Being first-gen means to me today that my life values and passions are something I need to be in alignment with when creating a project or taking on a new opportunity, a rule not many folks have, to just increase work experience. Being queer, nonbinary, first generation, and the oldest sibling has unique identities that have allowed me to reflect back and always think with a futuristic perspective when taking on a new opportunity. With my lived experiences, this program reaffirms me in my roots and that I have a special gift of being a visionary. I hope that with this reminder, I allow myself to dream of a future with liberation and love centered at its core roots.

What is the most important lesson you've learned during your first-gen journey at UCSD? 
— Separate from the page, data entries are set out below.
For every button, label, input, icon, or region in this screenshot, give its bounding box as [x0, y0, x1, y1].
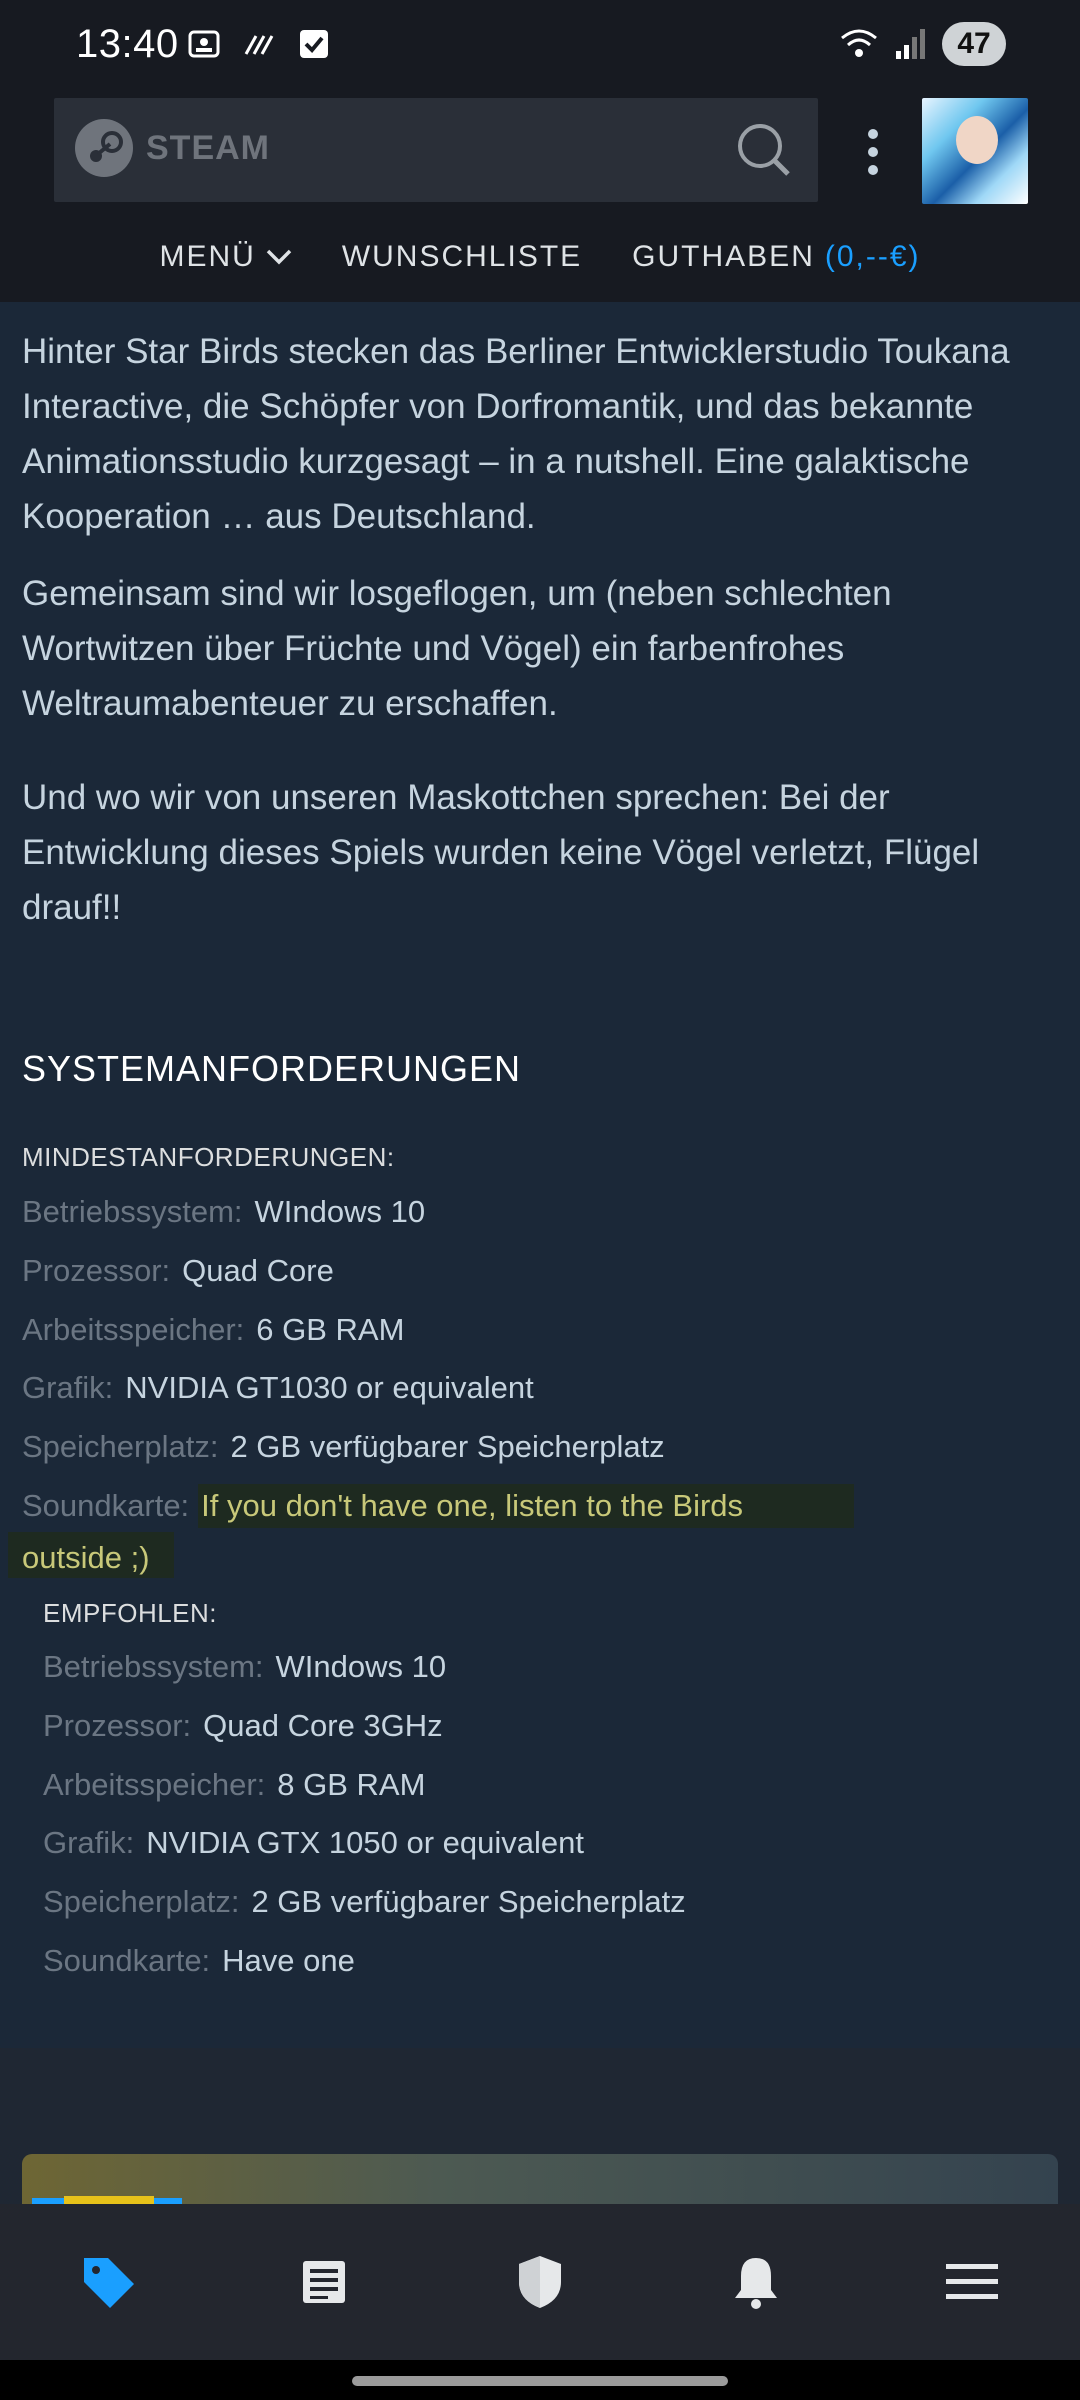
min-row-ram: Arbeitsspeicher: 6 GB RAM	[22, 1310, 404, 1350]
rec-storage-value: 2 GB verfügbarer Speicherplatz	[251, 1884, 686, 1919]
rec-sound-value: Have one	[222, 1943, 355, 1978]
rec-os-value: WIndows 10	[275, 1649, 447, 1684]
min-sound-value-line1: If you don't have one, listen to the Bir…	[201, 1488, 744, 1523]
gesture-bar	[0, 2360, 1080, 2400]
min-row-cpu: Prozessor: Quad Core	[22, 1251, 334, 1291]
min-os-value: WIndows 10	[254, 1194, 426, 1229]
status-time: 13:40	[76, 22, 179, 66]
steam-logo: STEAM	[74, 118, 270, 178]
nav-menu-label: MENÜ	[159, 240, 256, 273]
rec-row-cpu: Prozessor: Quad Core 3GHz	[43, 1706, 443, 1746]
min-cpu-key: Prozessor:	[22, 1253, 171, 1288]
nav-wallet[interactable]: GUTHABEN (0,--€)	[632, 232, 920, 282]
app-header: STEAM MENÜ WUNSCHLISTE GUTHABEN (0,--€)	[0, 92, 1080, 302]
status-bar: 13:40 47	[0, 0, 1080, 92]
home-gesture-pill[interactable]	[352, 2376, 728, 2386]
steam-logo-icon	[75, 119, 133, 177]
nav-menu[interactable]: MENÜ	[159, 232, 292, 282]
rec-row-ram: Arbeitsspeicher: 8 GB RAM	[43, 1765, 425, 1805]
rec-row-gpu: Grafik: NVIDIA GTX 1050 or equivalent	[43, 1823, 584, 1863]
min-gpu-key: Grafik:	[22, 1370, 114, 1405]
bottom-nav-notifications[interactable]	[648, 2204, 864, 2360]
min-row-sound: Soundkarte: If you don't have one, listen…	[22, 1486, 743, 1526]
bell-icon	[735, 2258, 777, 2309]
bottom-nav	[0, 2204, 1080, 2360]
header-nav: MENÜ WUNSCHLISTE GUTHABEN (0,--€)	[0, 232, 1080, 282]
game-page-content: Hinter Star Birds stecken das Berliner E…	[0, 302, 1080, 2048]
sysreq-title: SYSTEMANFORDERUNGEN	[22, 1048, 522, 1089]
rec-row-sound: Soundkarte: Have one	[43, 1941, 355, 1981]
chevron-down-icon	[266, 249, 292, 265]
min-row-gpu: Grafik: NVIDIA GT1030 or equivalent	[22, 1368, 534, 1408]
min-gpu-value: NVIDIA GT1030 or equivalent	[125, 1370, 534, 1405]
card-progress-highlight	[64, 2196, 154, 2204]
news-icon	[303, 2261, 345, 2303]
bottom-nav-news[interactable]	[216, 2204, 432, 2360]
menu-icon	[946, 2264, 998, 2299]
bottom-nav-store[interactable]	[0, 2204, 216, 2360]
more-options-icon[interactable]	[858, 122, 888, 182]
rec-storage-key: Speicherplatz:	[43, 1884, 240, 1919]
rec-gpu-key: Grafik:	[43, 1825, 135, 1860]
rec-ram-key: Arbeitsspeicher:	[43, 1767, 266, 1802]
min-row-os: Betriebssystem: WIndows 10	[22, 1192, 425, 1232]
rec-cpu-value: Quad Core 3GHz	[203, 1708, 443, 1743]
min-ram-value: 6 GB RAM	[256, 1312, 405, 1347]
bottom-nav-security[interactable]	[432, 2204, 648, 2360]
store-tag-icon	[84, 2258, 134, 2308]
data-saver-icon	[244, 35, 274, 55]
screenshot-icon	[188, 30, 220, 58]
min-sound-value-line2: outside ;)	[22, 1540, 150, 1575]
rec-row-storage: Speicherplatz: 2 GB verfügbarer Speicherp…	[43, 1882, 686, 1922]
rec-os-key: Betriebssystem:	[43, 1649, 264, 1684]
rec-cpu-key: Prozessor:	[43, 1708, 192, 1743]
description-paragraph-1: Hinter Star Birds stecken das Berliner E…	[22, 332, 1010, 536]
description-paragraph-2: Gemeinsam sind wir losgeflogen, um (nebe…	[22, 574, 892, 723]
search-bar[interactable]: STEAM	[54, 98, 818, 202]
rec-ram-value: 8 GB RAM	[277, 1767, 426, 1802]
nav-wallet-label: GUTHABEN	[632, 240, 815, 273]
signal-icon	[896, 29, 925, 59]
shield-icon	[519, 2256, 561, 2308]
bottom-nav-menu[interactable]	[864, 2204, 1080, 2360]
recommended-heading: EMPFOHLEN:	[43, 1598, 218, 1628]
min-row-storage: Speicherplatz: 2 GB verfügbarer Speicherp…	[22, 1427, 665, 1467]
steam-wordmark: STEAM	[146, 128, 270, 167]
nav-wishlist[interactable]: WUNSCHLISTE	[342, 232, 582, 282]
rec-sound-key: Soundkarte:	[43, 1943, 211, 1978]
rec-row-os: Betriebssystem: WIndows 10	[43, 1647, 446, 1687]
min-os-key: Betriebssystem:	[22, 1194, 243, 1229]
min-storage-key: Speicherplatz:	[22, 1429, 219, 1464]
min-sound-key: Soundkarte:	[22, 1488, 190, 1523]
checkbox-notification-icon	[300, 30, 328, 58]
wifi-icon	[841, 29, 877, 57]
status-notification-icons	[186, 26, 330, 62]
search-icon[interactable]	[734, 120, 794, 180]
min-ram-key: Arbeitsspeicher:	[22, 1312, 245, 1347]
description-paragraph-3: Und wo wir von unseren Maskottchen sprec…	[22, 778, 980, 927]
user-avatar[interactable]	[922, 98, 1028, 204]
min-cpu-value: Quad Core	[182, 1253, 334, 1288]
rec-gpu-value: NVIDIA GTX 1050 or equivalent	[146, 1825, 584, 1860]
battery-indicator: 47	[942, 22, 1006, 66]
minimum-heading: MINDESTANFORDERUNGEN:	[22, 1142, 395, 1172]
nav-wallet-amount: (0,--€)	[824, 240, 921, 273]
status-system-icons: 47	[838, 22, 1006, 66]
min-storage-value: 2 GB verfügbarer Speicherplatz	[230, 1429, 665, 1464]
I’ve felt that there isn’t a desired need for folks in higher education to address social justice education, and as a leader, it's helpful to have been refreshed on the types of education I can do. With the several topics discussed in the organization, oppression stood out to me, and it made me reflect on the different types of oppression that I have witnessed or experienced during my time at UCSD through classes, personal experiences, and social justice moments. I also started thinking about the way that oppression has affected my life and how I have limited my voice or actions due to the inner beliefs I have been taught to believe in as a person or activist. The different subtopics in oppression, such as pervasive, cumulative, and socially constructed categories, allowed me to see how my inner way of thinking on social justice and its framework, along with my personal experiences, have built a cumulative understanding of oppression.

What advice would you give to incoming first-gen Tritons? 

Leveraging the resources you have gained from the built communities around you is very important, and trust that your community will sustain you in difficult times. You hold great power as you are the first one in your family/ close circle to break generational barriers in education, construct generational wealth, and pave the way to prioritize collective healing and well-being for yourself & your loved ones. I encourage first-gen Tritons to become enthusiastic about becoming a more effective, passionate, and kind leader who can make significant contributions to a space/ organization while still including every voice at the table.

What skills or personal strengths have you developed through your first-gen experience, and how do you see them shaping your future? 

Being able to remain rooted, build my dream life with hard work, and honoring my family’s history and legacy of care work has allowed me to sustain the work I have done at UCSD. I admire how love and persistence stayed at the root of my family's everyday resistance. Their stories sparked my lifelong interest in creating a new legacy for my family and honoring their stories of labor, health, and political resistance through my career, research, classes, and projects. In our intimate conversations, their hope for a better future remained alive in the wisdom and joy they passed down. Learning from my grandma taught me my first lesson as a public health professional: never force more dependencies on an individual than what they are already experiencing, and to always view them as a whole person. This practice has set me on a lifelong journey of consciousness, allowing me to learn the importance of familial wisdom, becoming proactive in finding solutions, and creating amazing results with what little resources/ time I had in a professional situation

In what ways has your first-gen journey influenced your personal or professional direction? 

Throughout my public health career, I hope to show how students within the CA public school education system are developing firsthand the skills to build immense community resilience, create community cultural wealth in their education, and become their own teachers towards social justice & decolonial liberation practices. I hope to remain involved in academia, teach on education inequities and Latinx mobility in higher education, create spaces for other first-generation students, and serve in director roles for nonprofit organizations that support BIPOC students from my similar background.

What impact or legacy do you hope to leave at UCSD, and what are your future aspirations? 

As an activist and womxn leader, I’ve learned how everything within community health is interdependent: disability, socioeconomic status, immigration, personal health, poor health infrastructures, and the value of time. I hope to leave a strong and multifaceted legacy by showing what a cycle breaker is capable of creating and someone who wasn't afraid to speak up, even in those hard and scary times. My future aspirations are to continue reclaiming my power as an individual/ leader through past moments in my academic, personal, and professional background. My leadership in organizations such as MEChA, SOHIL, SPACES, OASIS, and the Cross-Cultural Center has shown me the power of storytelling, community building, and embracing my identity as a queer, nonbinary, first-generation, low-income student rooted in past, present, and future resistance.